There usually isn't a shortage of monitoring data that could point out accidents about to happen, rather there is a shortage of attention that can be given to each individual metric. In this case, it's very likely that a certain metric (the quota usage for the User ID Service) suddenly dropped to zero nearly two months before the incident happened. As such data is captured and fed into central monitoring systems, the challenge for Google (as well as any other organization that operates complex technology) is to keep track of semantics and relevance of the data, and have processes and systems in place that will detect anomalies and raise them to the attention of humans or systems that can assess and fix the problem.

There is a lot of industry interest in AIOps and anomaly detection at the moment, and undoubtedly this instance of a time series that suddenly flatlines to zero could have been caught with a fairly simple system that detects anomalies.
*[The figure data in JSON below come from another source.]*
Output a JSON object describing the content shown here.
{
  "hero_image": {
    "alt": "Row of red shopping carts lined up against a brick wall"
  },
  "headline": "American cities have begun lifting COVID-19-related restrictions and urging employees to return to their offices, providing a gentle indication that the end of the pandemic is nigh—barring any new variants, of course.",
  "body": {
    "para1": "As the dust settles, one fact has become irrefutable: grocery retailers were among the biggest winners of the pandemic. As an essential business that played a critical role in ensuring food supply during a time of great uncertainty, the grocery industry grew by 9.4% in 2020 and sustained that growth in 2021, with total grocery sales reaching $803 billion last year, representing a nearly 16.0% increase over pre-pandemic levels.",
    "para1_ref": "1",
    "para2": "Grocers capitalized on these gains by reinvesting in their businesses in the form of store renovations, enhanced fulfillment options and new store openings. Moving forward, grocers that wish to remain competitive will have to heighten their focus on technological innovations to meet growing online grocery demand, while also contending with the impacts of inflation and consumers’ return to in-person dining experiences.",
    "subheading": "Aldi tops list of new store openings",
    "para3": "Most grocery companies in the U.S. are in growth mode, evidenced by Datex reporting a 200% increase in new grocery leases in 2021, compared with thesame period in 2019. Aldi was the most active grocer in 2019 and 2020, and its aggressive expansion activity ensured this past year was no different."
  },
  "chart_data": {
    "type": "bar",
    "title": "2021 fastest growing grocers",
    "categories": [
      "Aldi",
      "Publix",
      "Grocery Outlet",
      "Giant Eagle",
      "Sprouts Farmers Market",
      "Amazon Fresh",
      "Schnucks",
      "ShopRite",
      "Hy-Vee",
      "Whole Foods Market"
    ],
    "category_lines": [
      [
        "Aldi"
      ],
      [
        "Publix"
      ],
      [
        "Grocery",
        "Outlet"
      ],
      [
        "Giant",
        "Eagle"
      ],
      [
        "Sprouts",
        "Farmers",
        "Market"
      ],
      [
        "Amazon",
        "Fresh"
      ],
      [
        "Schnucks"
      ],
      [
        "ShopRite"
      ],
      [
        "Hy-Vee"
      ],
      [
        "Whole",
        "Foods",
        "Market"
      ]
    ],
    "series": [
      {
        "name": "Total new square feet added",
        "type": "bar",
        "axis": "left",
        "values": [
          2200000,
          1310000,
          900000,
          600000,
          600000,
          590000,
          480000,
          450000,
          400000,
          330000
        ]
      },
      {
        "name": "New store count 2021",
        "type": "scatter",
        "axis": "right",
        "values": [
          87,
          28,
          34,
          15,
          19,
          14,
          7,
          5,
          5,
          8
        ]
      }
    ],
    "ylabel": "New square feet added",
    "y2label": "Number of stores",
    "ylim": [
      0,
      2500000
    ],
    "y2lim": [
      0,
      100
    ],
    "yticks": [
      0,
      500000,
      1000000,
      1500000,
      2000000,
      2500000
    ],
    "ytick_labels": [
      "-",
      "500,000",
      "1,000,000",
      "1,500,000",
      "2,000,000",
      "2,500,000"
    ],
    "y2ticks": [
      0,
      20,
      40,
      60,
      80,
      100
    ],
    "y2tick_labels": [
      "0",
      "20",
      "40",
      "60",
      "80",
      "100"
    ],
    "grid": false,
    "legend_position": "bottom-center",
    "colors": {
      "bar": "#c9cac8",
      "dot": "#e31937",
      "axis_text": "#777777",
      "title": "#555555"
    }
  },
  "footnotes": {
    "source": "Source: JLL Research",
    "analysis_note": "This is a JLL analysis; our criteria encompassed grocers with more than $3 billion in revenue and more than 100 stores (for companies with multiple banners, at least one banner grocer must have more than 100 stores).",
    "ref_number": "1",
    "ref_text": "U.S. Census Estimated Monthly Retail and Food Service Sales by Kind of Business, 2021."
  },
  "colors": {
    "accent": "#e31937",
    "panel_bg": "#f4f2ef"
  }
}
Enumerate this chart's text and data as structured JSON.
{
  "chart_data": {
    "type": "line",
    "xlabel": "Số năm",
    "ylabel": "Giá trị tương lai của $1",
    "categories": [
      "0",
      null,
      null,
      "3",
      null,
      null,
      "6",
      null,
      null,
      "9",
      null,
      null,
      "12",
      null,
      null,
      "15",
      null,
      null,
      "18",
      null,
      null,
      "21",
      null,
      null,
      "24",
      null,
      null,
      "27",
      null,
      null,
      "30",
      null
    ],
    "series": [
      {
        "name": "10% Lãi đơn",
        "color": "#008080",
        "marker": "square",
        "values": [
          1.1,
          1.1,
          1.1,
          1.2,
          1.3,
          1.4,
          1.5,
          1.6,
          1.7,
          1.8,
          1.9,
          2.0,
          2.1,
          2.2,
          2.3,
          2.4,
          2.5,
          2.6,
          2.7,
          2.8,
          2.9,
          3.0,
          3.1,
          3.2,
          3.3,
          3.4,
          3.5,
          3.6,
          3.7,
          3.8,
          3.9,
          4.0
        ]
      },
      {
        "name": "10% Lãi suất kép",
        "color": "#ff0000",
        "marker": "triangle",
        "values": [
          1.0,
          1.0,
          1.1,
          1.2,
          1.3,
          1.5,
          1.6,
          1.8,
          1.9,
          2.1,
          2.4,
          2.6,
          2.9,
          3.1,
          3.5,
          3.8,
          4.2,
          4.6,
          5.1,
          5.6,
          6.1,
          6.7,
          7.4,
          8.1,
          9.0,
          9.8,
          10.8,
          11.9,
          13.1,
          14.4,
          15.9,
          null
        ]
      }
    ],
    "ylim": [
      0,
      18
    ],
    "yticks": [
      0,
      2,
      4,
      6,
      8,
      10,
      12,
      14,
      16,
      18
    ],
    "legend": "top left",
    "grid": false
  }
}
But the more difficult problem to solve is the problem of relevance and dependencies: how would an AIOps system develop an understanding of the relevance of a "usage quota" metric, and could it predict the impact of that metric on other metrics and outcomes, such as the allocated quote after the migration grace period expires?

Keeping emergency communication systems fully independent

 "CloudSupport's internal tools were impacted, which delayed our ability to share outage communications with customers […]. Customers were unable to create orview cases in the Cloud Console."

There are many examples in which organizations had to take to Twitter to inform customers why their services were down, and it's obviously less convenient to decouple internal ticketing and communication systems from, for example, your customer database. Still, the rise of externally hosted "status page" apps shows that most organizations have realized the benefits of being able to keep up some kind of organized information flow even in a major incident situation.

Arguably, the recovery wouldn't have been faster and the impact on customers wouldn't have been less if Google had been able to tell them that there was an incident, or customers had been able to report the incident themselves. Still, it's good practice to keep the incident support systems (as well as any internal communication tools) as independent as possible of other production systems, and consider them to be part of the emergency communication system that needs to be up even in the most dire circumstances.

Humans always need time to resolve an incident

"This was detected by automated alerts for capacity at 2020-12-14 03:43 US/Pacific, and for errors with the User ID Service starting at 03:46, which paged GoogleEngineers at 03:48 within one minute of customer impact. At 04:08 the root cause and a potential fix were identified, which led to disabling the quota enforcement in one datacenter at 04:22."

While 36 minutes isa remarkably fast incident recovery time for an issue rooted so deeply in a complex systems, it takes time to get people's attention, for them to get an overview of impact and possible root causes, to organize as a team, test hypotheses, develop and decide on remediation plans. That's the case even in the best companies. Once the automated recovery procedures fail, human-driven incident resolution is going to take at least half an hour - better to plan for it.

Keeping systems safe

With more knowledge of internal systems and processes at Google, there would be a lot more to learn from this incident. From the company that invented SRE and blameless-postmortems, it's no surprise that the incident report mentions various improvements that need to be made. I'm confident that Google will take the learnings from the incident seriously.

Does your organization take the time to study incident root causes and learn from them?